Since Harry was listed in the 1923 Easton City Directory at 201 St Joseph St and in the 1927 Directory at 530 Folk St., it was sometime around now that Harry the bricklayer built the sturdy brick house up the street. He lived there the rest of his life and a granddaughter lives there still. 
 
The area had Schwar families all up and down the street and on the next block, too. The neighborhood was known a "Schwar Town" for obvious reasons, and poor Singley may have felt himself outnumbered by his wife's numerous relatives.

Harry worked as a bricklayer and a bricklayer foreman for several contractors over the years and worked his way up in the Union to be Finance Manager of Local 34. He was also active in Rice-Ebner Post 388 of the American Legion (which had been founded by WW1 vets in 1919).

An odd thing is that the 1930 Census, in addition to listing Harry, his wife, and his three children, also lists at the same address, a fourth child: John Singley, age 5. Pere thought he have been a cousin staying with them on census day. One clue is that, unlike the others in the family, he is checked off as having lived on a farm. Now, there was a John Singley in Bridgeton Twp, Bucks Co., son of another Harry Singley. (There are always two of anything!) This Harry was the son of John Singley, the older brother of Anthony W. So, little John was a 2nd cousin of Ralph, Paul, and Rita. (The two Harrys were cousins.) Whether this was in fact the John who was staying at Folk St. in 1930 cannot be known. There are all sorts of errors census takers made, starting with the names themselves: John might have been a Schwar staying in a Singley house, for all we know.  

The 1940  Census is the last one open to the public. It lists the Singley family at 530 Folk St. with

  • Harry (48), a bricklayer working on his own account, and had completed 8th grade
  • Helen (44) had completed 8th grad
  • Ralph (19), a stenographer in the office of the ironworks, had completed high school
  • Paul (19), a bookkeeper in the office of a lumber company, had also completed high school.
  • Rita (16) had completed sophomore year in HS

In subsequent years, the occasional Easton City Directories provide a Census substitute. 

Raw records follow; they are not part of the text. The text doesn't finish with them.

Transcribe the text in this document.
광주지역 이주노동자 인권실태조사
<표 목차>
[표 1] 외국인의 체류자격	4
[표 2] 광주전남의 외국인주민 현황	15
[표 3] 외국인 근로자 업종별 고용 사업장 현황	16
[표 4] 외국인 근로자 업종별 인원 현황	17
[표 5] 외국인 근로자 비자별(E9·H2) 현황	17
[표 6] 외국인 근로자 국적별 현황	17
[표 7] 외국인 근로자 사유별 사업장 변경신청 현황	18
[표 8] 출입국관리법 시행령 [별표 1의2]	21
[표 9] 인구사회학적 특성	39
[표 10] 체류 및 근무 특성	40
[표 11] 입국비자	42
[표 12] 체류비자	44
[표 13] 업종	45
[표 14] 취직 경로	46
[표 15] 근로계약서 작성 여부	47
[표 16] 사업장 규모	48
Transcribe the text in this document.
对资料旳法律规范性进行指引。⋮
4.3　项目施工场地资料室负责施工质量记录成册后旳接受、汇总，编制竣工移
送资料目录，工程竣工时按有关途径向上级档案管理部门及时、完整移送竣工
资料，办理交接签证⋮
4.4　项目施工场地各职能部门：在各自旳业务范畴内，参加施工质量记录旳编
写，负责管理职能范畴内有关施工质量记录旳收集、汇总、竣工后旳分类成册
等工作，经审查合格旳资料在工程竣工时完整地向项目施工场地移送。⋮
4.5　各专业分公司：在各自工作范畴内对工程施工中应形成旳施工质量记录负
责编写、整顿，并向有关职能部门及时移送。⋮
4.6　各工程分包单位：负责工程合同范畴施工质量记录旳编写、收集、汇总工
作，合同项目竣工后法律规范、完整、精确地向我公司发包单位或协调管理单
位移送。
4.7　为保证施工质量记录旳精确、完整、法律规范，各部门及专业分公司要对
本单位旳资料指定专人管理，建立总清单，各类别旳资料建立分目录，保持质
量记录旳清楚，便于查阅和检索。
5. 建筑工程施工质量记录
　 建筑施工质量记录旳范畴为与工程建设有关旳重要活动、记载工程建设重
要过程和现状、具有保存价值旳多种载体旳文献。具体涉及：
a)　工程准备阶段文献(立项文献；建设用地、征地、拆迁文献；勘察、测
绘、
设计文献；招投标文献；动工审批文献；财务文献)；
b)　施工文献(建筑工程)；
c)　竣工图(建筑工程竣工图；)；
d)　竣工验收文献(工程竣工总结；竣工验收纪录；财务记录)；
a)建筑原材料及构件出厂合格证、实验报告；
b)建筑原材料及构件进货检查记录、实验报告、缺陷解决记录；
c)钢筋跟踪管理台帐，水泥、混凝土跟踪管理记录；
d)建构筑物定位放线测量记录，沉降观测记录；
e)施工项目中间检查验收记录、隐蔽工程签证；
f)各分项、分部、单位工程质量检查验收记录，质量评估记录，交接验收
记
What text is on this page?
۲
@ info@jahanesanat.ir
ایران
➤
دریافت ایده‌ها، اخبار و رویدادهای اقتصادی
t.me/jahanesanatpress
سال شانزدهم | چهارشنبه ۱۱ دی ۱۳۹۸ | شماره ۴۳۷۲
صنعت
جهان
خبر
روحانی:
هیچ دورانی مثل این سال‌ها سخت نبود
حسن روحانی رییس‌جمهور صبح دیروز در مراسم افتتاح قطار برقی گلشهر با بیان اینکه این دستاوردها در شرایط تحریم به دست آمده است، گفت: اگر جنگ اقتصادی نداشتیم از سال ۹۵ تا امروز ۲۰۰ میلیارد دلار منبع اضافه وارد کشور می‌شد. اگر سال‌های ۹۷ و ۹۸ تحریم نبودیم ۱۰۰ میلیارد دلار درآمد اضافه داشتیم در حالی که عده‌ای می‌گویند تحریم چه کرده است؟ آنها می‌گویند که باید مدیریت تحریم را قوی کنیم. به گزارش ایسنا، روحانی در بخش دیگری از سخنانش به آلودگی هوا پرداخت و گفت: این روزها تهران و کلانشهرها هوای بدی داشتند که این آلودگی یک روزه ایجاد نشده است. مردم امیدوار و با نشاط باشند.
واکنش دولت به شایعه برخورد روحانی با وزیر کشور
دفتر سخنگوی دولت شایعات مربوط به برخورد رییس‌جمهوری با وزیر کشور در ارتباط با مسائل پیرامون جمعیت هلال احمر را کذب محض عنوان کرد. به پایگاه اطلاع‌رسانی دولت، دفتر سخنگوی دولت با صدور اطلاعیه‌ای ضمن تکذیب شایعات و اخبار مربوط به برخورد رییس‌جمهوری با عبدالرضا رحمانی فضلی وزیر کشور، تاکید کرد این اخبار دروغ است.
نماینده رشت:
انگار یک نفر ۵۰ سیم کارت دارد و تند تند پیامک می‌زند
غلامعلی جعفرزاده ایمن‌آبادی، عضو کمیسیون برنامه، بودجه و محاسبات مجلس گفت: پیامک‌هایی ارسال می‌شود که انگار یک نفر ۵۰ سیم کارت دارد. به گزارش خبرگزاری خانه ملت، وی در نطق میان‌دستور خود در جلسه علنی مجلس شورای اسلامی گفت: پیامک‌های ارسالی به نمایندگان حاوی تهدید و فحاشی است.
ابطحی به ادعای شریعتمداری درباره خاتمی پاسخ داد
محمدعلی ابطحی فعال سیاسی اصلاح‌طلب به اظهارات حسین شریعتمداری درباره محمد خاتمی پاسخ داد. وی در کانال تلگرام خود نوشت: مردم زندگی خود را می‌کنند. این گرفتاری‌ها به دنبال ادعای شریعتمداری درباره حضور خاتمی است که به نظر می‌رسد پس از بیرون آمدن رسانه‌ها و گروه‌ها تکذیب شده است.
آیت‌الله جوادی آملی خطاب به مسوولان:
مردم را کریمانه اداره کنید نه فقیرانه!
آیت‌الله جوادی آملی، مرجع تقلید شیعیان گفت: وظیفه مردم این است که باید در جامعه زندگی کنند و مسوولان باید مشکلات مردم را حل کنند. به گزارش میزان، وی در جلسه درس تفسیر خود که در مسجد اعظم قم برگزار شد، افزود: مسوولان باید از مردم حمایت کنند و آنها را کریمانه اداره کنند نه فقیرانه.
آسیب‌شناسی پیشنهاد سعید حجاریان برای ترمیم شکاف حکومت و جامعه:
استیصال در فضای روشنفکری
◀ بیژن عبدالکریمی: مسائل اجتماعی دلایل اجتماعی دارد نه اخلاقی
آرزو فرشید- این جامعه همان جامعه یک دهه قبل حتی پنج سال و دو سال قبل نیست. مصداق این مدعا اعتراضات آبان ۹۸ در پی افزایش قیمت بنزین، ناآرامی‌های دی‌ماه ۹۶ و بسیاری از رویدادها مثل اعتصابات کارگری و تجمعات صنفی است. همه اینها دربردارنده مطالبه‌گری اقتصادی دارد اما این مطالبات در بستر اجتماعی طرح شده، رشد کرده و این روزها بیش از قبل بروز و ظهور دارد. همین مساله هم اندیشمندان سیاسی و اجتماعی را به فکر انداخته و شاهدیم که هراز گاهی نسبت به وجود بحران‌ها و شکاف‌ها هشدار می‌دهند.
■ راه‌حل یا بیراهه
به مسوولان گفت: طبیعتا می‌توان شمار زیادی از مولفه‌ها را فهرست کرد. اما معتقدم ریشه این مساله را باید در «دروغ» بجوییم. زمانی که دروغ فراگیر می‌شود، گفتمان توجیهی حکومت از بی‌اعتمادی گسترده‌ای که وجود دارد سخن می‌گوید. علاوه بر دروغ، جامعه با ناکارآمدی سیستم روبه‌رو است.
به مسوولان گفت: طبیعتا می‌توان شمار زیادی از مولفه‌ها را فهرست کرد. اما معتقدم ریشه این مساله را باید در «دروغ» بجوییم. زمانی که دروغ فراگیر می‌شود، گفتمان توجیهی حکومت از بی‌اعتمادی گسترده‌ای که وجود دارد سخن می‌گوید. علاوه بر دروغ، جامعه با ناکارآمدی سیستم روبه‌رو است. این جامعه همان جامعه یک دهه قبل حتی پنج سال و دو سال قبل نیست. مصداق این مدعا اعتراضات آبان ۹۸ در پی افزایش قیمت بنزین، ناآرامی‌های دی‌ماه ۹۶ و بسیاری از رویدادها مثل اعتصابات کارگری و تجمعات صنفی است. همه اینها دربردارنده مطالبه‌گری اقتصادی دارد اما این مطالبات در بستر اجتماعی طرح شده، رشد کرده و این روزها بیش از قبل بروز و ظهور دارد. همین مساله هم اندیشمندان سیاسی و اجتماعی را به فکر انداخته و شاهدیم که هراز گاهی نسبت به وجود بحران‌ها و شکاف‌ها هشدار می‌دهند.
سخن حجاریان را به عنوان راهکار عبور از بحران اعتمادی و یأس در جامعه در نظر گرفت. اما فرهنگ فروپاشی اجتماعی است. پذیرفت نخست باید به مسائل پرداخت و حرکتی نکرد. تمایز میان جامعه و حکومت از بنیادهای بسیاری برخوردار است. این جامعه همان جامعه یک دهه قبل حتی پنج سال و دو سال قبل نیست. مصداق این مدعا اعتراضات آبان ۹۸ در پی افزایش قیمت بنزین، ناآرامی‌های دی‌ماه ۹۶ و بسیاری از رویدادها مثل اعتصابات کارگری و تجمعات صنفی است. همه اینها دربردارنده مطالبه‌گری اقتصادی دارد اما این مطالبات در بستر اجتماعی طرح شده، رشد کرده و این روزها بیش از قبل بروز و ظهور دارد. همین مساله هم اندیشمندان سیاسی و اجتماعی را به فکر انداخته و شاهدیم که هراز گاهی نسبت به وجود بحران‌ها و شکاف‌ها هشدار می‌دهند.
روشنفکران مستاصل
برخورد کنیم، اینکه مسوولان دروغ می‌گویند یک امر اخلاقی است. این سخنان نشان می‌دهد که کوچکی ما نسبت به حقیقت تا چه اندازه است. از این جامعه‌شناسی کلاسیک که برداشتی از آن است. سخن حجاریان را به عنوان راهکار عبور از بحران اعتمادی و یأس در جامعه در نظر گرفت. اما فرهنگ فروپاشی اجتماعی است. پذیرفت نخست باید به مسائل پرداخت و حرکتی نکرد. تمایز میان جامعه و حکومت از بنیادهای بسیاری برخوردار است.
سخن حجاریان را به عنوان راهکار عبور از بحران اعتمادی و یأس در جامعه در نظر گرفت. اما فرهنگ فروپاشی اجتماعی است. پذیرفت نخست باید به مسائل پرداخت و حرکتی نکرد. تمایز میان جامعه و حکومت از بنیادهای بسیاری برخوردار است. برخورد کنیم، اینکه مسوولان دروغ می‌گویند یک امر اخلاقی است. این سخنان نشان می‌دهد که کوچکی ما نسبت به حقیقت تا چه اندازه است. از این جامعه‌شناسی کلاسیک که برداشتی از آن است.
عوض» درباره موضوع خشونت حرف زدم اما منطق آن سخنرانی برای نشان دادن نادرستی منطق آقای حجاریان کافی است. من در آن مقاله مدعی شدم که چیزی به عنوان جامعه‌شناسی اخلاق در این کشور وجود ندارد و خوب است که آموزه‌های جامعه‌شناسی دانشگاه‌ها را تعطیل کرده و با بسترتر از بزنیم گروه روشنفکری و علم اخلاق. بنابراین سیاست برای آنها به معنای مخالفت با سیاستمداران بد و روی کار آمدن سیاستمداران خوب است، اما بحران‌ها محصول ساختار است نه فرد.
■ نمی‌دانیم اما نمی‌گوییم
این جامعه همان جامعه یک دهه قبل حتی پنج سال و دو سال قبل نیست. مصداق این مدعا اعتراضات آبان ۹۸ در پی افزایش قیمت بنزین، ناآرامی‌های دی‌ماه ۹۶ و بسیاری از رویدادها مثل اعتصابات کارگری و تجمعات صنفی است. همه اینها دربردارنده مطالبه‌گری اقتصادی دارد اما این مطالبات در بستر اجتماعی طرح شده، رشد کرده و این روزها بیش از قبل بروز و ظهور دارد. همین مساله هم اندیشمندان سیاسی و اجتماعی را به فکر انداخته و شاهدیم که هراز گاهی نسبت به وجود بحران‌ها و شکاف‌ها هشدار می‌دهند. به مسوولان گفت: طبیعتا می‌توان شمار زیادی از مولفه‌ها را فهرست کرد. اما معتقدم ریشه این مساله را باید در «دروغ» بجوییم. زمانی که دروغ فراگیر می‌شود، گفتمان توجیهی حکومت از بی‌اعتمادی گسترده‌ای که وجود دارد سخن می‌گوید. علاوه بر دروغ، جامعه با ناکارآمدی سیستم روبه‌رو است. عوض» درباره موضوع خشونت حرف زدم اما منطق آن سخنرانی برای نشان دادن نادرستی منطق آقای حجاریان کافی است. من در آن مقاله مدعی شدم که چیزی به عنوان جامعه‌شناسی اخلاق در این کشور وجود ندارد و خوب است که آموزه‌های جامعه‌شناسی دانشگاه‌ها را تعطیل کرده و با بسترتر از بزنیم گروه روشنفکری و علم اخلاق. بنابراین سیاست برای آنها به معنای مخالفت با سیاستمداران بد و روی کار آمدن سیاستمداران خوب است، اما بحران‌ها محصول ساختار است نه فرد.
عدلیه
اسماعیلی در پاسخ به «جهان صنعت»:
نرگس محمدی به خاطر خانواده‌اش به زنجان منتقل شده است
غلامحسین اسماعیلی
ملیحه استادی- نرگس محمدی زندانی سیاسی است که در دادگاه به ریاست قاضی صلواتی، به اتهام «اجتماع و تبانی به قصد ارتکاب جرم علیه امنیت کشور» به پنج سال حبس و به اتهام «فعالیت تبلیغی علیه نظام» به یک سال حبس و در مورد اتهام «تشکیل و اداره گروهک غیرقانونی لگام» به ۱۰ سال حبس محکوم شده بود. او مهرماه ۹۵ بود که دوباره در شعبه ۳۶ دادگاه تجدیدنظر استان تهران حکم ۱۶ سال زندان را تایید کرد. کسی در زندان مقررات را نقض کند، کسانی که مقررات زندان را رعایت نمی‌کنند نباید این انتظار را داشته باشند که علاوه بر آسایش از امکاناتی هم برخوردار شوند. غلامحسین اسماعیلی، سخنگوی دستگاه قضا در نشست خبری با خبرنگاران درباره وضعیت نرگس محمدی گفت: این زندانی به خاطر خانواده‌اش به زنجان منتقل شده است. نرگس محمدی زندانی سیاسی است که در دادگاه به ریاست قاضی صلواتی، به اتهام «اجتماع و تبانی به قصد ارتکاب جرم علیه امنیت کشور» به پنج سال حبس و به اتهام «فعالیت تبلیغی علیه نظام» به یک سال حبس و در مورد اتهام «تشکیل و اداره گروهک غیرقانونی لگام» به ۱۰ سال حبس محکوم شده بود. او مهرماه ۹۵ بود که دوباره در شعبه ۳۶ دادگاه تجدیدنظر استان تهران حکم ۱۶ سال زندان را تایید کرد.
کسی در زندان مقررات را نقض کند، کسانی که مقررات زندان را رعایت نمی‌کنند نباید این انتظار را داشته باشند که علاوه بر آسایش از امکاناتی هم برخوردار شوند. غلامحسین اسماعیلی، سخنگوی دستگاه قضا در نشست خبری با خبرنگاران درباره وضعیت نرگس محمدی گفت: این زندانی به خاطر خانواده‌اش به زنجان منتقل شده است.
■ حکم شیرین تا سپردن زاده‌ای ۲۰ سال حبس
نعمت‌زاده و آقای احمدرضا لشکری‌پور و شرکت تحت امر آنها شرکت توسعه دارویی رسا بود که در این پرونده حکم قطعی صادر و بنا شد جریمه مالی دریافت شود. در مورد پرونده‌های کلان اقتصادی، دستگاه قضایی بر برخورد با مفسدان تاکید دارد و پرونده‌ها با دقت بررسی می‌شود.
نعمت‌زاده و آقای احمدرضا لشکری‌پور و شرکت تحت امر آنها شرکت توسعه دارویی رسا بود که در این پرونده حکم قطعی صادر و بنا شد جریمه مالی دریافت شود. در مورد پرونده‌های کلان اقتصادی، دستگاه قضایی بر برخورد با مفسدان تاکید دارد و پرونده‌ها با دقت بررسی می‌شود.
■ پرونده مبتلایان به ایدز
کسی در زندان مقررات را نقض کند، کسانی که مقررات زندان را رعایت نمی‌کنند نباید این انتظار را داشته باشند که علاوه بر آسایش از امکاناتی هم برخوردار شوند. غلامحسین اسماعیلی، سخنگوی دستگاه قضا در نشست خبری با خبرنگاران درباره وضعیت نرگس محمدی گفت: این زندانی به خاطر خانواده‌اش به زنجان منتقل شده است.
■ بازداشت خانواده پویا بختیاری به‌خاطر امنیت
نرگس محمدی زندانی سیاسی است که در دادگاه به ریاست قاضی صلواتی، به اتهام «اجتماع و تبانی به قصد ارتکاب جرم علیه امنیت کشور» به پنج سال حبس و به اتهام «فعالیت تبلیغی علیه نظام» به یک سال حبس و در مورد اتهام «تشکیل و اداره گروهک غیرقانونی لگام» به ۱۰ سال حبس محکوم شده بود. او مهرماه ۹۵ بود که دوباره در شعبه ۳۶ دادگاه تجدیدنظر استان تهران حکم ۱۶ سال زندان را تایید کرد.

  • 1944 Easton City Directory: Harry F (Helen M), brklyr; Paul L, USA, Ralph F (Helen F) USA, Rita M, sten,
  • 1947 Easton City Directory Harry F (Helen M), brklyr; Paul L, student, Ralph F (Helen F), Rita M, sten.

In 1944, the twins were in the Army Air Corps, guarding the Panama Canal Zone. But one notices that Ralph had already married Helen F. Deck (the Decks were also from Oberhausen), and they were living with his parents. Rita was a stenographer at IIRC Taylor-Wharton Iron & Steel Company. This is likely the 'steel company' where the 1940 Census said her brother Ralph had been a stenographer. I also remember the lumber company where Paul worked was Zearfass-Hilliard (and the odor of fresh cut wood in houses under construction wafts forth from my childhood memory).

In 1947 Rita married Joseph F. Flynn and later that year their first son, Michael, would be born. For a while everyone was living at 530: Harry and Helen Singley, Ralph and Helen Singley, Rita and Joe Flynn, Ralph's two kids: Little Paul and Mariellen, and Rita's kid, Michael, then Dennis. Also Big Paul, our uncle. Under modern definitions, we were homeless. 

Little Paul, Mariellen, and Mike at 530

But then, like seeds bursting from a pod, 530 scattered colonists. Ralph and Helen moved three houses up the street. Rita and Joe moved two houses down the street. When Big Paul married Lois Smull, he stayed at 530 and soon inherited it. In good German fashion, Big Mom gifted her three children with trees: three sibling sycamores to celebrate their new houses. Only one still survives. The other two have gone to that Great Woodpile in the Sky.

Harry "Guv" Singley died on 28 Feb 1951 at age 58, after a brief illness. TOF had always heard that he never quite recovered from being gassed in the War. 

Helen Myrtle Schwar Singley died a few years later, on 21 Nov 1956.

At this point, we have begun talking about people who are still alive, and so we politely draw the curtain.